Implement these as product capabilities, not ad hoc scripts:

  1. Automatic shard assignment
    • deterministic shard_key hash ring
    • online shard map updates
  2. Shard auto-split / rebalance
    • threshold-based split policies
    • live move + dual-write cutover during migration window
  3. Global query routing
    • route by key when possible
    • bounded fan-out when key unknown
  4. Unified OLTP + analytics
    • same logical graph, same source-of-truth data
    • no ETL shadow graph for analytics path
  5. Distributed transaction semantics
    • explicit tx across participants
    • documented guarantees and failure handling
  6. Operational control plane
    • shard registry, health, lag, skew, hot-shard detection
    • policy-driven scale-out recommendations
  7. Tenant/region isolation policies
    • routing constraints by tenant_id/region_id
    • auth propagation and RBAC boundaries across remote constituents

If your system lacks these, it is federation; if it has these, it behaves like an Infinigraph-style managed platform.

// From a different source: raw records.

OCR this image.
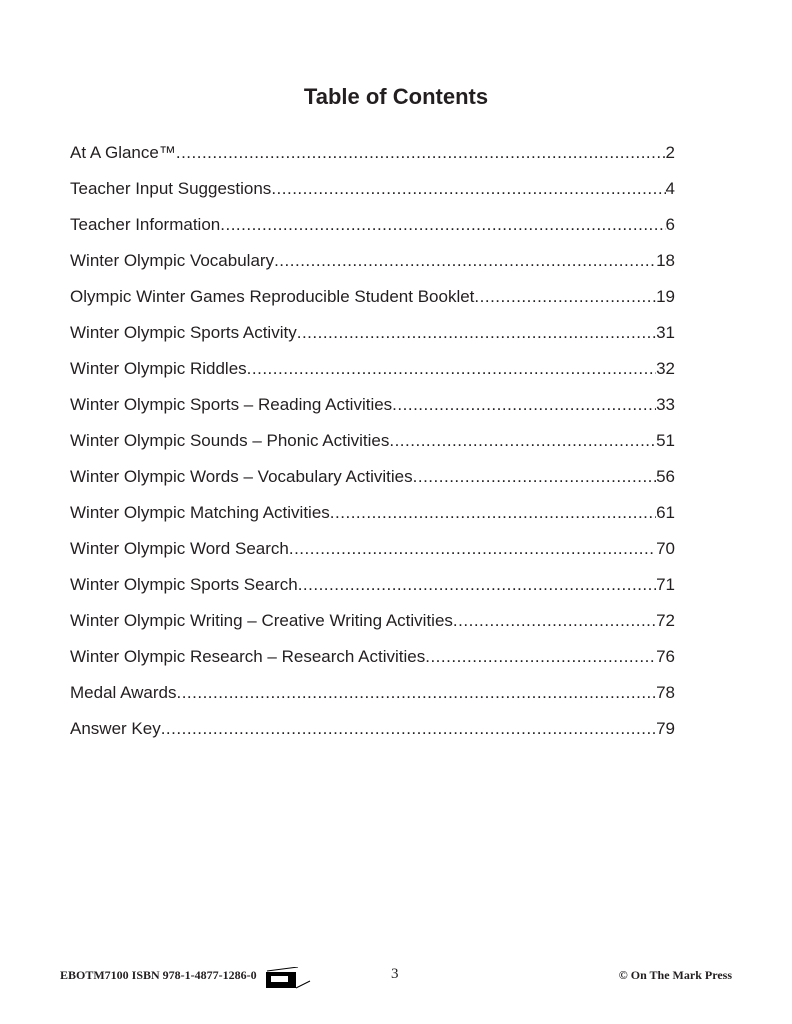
Table of Contents
At A Glance™ .....	2
Teacher Input Suggestions .....	4
Teacher Information .....	6
Winter Olympic Vocabulary .....	18
Olympic Winter Games Reproducible Student Booklet .....	19
Winter Olympic Sports Activity .....	31
Winter Olympic Riddles .....	32
Winter Olympic Sports – Reading Activities .....	33
Winter Olympic Sounds – Phonic Activities .....	51
Winter Olympic Words – Vocabulary Activities .....	56
Winter Olympic Matching Activities .....	61
Winter Olympic Word Search .....	70
Winter Olympic Sports Search .....	71
Winter Olympic Writing – Creative Writing Activities .....	72
Winter Olympic Research – Research Activities .....	76
Medal Awards .....	78
Answer Key .....	79
EBOTM7100 ISBN 978-1-4877-1286-0	3	© On The Mark Press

Anti-Patterns (Will Break Scale)

  • cross-constituent joins on mutable attributes
  • joining on unindexed keys
  • relationship-heavy designs that require physical cross-shard edges
  • uncontrolled fan-out queries without bounded candidate phase
  • per-shard schema drift for shared keys

Operational Validation Queries

Missing required keys

USE riskgraph.tx_us_0
MATCH (t:Transaction)
WHERE t.txn_id IS NULL OR t.account_id IS NULL OR t.device_id IS NULL
RETURN count(t) AS missingKeys

Orphan device references

USE riskgraph
CALL {
  USE riskgraph.tx_us_0
  MATCH (t:Transaction)
  WHERE t.device_id IS NOT NULL
  RETURN DISTINCT t.device_id AS deviceId
  LIMIT 10000
}
CALL {
  WITH deviceId
  USE riskgraph.device
  MATCH (d:DeviceIdentity)
  WHERE d.device_id = deviceId
  RETURN count(d) AS c
}
WITH deviceId, c
WHERE c = 0
RETURN deviceId
LIMIT 100

Final Guidance

To reverse-engineer Infinigraph capabilities on NornicDB, treat composites as only one component. The differentiator is the combination of:

  • strict cross-shard property contracts
  • deterministic shard routing
  • rebalance automation
  • query planning that preserves one logical graph behavior
  • operational control-plane maturity

That combination is what turns a Fabric-style federation into an Infinigraph-style managed graph service.